My dad drove my sister and me up to Northfield and Mount Hermon from Fort Benning, Georgia, before the start of the school year in 1967.   Marjorie was a “cop” in Wilson Hall and had to report early, so I had a couple of days to explore Hermon’s beautiful campus before starting in as a sophomore.  Dad was a member of the Class of 1944.  He had been sent to Hermon when his father had gone off to Europe to fight in World War II.  Now, just months after Dad’s return home from Viet Nam, he and my mother were tightening the family belt so that I could be a Hermonite, too.  By doing so, they spared me the series of three different high schools that would otherwise have been my lot as the family moved from posting to posting.

Dad and I were roommates for a night in Overtoun before he headed south on the return trip.  He had lived in that venerable building a quarter-century before.   It must have seemed ancient even then.  I have a photo of him sitting elbows over knees in front of Overtoun, showing off brightly striped socks, a big maroon “H” on a black sweater, his luxuriant pompadour, and a broad smile.  The picture reminds me of what it was like to be young.

That fall, New England and Mount Hermon were aflame with two different raging fires in addition to the orange and red foliage:  First of all, the Red Sox were in the pennant race (Conigliero would soon suffer the notorious career-ending beaning).   Second, Eugene McCarthy was challenging Lyndon Johnson for the Democratic nomination for president.  Cheers of “rah, rah, rah Red Sox” punctuated our meals in West Hall, and pro-McCarthy sentiments dominated lunchtime conversation with the faculty members assigned to our tables.  It was quite a new milieu for an Army brat who had never lived in New England.  There was the family connection, of course, and not just through Dad — my mother was a Northfield girl.  Yet, at the same time, there was the unease of feeling out of place, a stranger in a strange land.

Our Headmaster, Art Kiendl, somehow got word of my discomfort.  He invited me to his office for a chat that was heartening without being in the least coddling.  His gruff exterior masked a sensibility that was deeply in tune with what it was like to be a young boy away from home for the first time.  He won my unwavering loyalty on that occasion. 

Later that year, Mr. Kiendl showed up at Overtoun to visit with the boys during the study hour break one night.  (You don’t know what exuberant madness is unless you’ve shared a dormitory with 120 fourteen-year-old males.). The Headmaster chatted us up until the bell rang to signal the resumption of quiet study time.  “Alright, you rats,” he intoned, “back in your holes!” 

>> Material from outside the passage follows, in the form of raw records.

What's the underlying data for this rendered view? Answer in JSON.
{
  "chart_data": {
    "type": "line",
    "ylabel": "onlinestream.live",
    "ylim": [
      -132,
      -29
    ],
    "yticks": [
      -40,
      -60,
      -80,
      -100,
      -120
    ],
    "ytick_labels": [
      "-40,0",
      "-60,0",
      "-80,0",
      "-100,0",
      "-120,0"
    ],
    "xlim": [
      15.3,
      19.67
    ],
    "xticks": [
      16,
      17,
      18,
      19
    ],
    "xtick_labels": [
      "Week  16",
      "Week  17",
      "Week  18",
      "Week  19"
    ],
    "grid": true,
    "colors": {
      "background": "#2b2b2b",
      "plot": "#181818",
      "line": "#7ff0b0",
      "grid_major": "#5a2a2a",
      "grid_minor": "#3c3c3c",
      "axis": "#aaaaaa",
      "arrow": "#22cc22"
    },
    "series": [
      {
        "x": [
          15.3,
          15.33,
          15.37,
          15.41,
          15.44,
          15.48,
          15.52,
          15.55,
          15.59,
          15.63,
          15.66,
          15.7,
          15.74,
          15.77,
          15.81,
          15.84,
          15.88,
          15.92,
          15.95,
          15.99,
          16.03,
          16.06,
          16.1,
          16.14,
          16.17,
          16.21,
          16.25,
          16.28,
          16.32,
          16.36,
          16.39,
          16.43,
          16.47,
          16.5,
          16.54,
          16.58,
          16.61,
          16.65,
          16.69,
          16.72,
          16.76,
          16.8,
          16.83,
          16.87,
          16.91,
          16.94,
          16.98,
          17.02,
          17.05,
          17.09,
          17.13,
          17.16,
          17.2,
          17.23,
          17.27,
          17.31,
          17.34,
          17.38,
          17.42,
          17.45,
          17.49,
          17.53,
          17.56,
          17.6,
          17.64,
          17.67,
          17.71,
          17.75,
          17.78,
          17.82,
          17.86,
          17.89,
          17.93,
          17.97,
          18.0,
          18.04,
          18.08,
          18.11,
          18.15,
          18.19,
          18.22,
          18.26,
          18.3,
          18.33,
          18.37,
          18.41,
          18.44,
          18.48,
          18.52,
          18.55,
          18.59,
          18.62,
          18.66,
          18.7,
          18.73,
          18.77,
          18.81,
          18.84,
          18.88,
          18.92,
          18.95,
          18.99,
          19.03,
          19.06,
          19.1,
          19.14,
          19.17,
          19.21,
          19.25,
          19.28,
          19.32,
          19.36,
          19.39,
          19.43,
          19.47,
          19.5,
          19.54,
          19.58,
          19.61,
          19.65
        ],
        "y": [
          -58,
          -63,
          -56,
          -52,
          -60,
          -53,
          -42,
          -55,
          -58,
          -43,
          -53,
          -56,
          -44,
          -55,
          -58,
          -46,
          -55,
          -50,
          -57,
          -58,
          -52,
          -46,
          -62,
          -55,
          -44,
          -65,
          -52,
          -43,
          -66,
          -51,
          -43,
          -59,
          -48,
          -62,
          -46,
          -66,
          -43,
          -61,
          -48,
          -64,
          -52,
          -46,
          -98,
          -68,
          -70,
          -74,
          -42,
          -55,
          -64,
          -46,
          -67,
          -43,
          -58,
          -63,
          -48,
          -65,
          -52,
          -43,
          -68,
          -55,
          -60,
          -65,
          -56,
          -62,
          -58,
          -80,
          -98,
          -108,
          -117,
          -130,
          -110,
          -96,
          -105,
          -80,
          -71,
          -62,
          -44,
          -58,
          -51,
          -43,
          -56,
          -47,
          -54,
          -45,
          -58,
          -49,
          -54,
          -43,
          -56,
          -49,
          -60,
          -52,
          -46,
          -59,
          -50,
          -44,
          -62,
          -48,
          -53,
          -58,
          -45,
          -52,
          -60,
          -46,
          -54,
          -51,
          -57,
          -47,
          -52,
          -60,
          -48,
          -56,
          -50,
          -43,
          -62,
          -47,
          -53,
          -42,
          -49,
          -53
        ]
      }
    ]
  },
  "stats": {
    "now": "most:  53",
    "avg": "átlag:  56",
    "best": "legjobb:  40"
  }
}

Still later, in the springtime, our class gathered in the Overtoun basement, reeling from the news that Dr. Martin Luther King, Jr. had been assassinated.  It was a gut-wrenching scene, fraught with confusion and raw emotions.

The contrast between those moments somehow encapsulates for me our entire time at Mount Hermon:  the old-school jocularity of our little enclave, burst in upon (not for the last time) by agonizing forces that were rending the country at large.  “Time it was and what a time it was …”  And what a place, too – a very fine place I feel blessed to have known.